Trump diz que mortes caem, critica China e defende hidroxicloroquina

Segundo o presidente norte-americano , as mortes pelo 'vírus da China' já recuaram 39% nos EUA e o programa de testes americano é o maior do mundo

Publicado em 06 de Julho de 2020 às 16:52

Redação de A Gazeta

Publicado em 

06 jul 2020 às 16:52
Presidente dos Estados Unidos, Donald Trump
Presidente dos Estados Unidos, Donald Trump Crédito: Andrea Hanks/Official White House Photo
O presidente dos Estados Unidos, Donald Trump, usou na tarde desta segunda-feira, 6, sua conta no Twitter para voltar a defender a estratégia de seu governo na pandemia em andamento.
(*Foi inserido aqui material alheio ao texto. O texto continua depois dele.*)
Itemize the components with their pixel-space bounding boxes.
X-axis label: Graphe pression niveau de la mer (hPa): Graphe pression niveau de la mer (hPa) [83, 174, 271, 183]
Segundo ele, as mortes pelo "vírus da China" já recuaram 39% nos EUA e o programa de testes americano é o maior do mundo.
Trump reclamou do fato de que, segundo ele, a imprensa local não reporta esses fatos corretamente. "A taxa de mortalidade para o vírus da China nos EUA está simplesmente por volta da menor do mundo!", afirmou, referindo-se ao novo coronavírus com uma expressão que Pequim condena e é considerada racista por alguns. Além disso, Trump disse que a economia americana "está voltando forte".
O líder americano ainda citou um estudo da companhia Henry Ford Health System segundo o qual o tratamento com a hidroxicloroquina reduziu a taxa de mortalidade de modo significativo em pacientes hospitalizados com a covid-19 e sem problemas no coração. Estudos no Reino Unido e os monitorados pela Organização Mundial de Saúde (OMS) concluíram anteriormente que o medicamento não trazia vantagem no combate a essa doença e ainda trazia riscos para aqueles com problemas no coração e em 15 de junho a agência de controle de drogas dos EUA (FDA, na sigla em inglês) revogou a autorização para uso emergencial da cloroquina e da hidroxicloroquina em solo americano.
Em sua série de mensagens, Trump ainda afirmou que as escolas nos EUA "precisam abrir até o outono" local, que começa em 21 de setembro. Além disso, voltou a criticar a oposição democrata, dizendo que ela não teria banido as viagens com a China e isso teria provocado muito mais mortes nos EUA.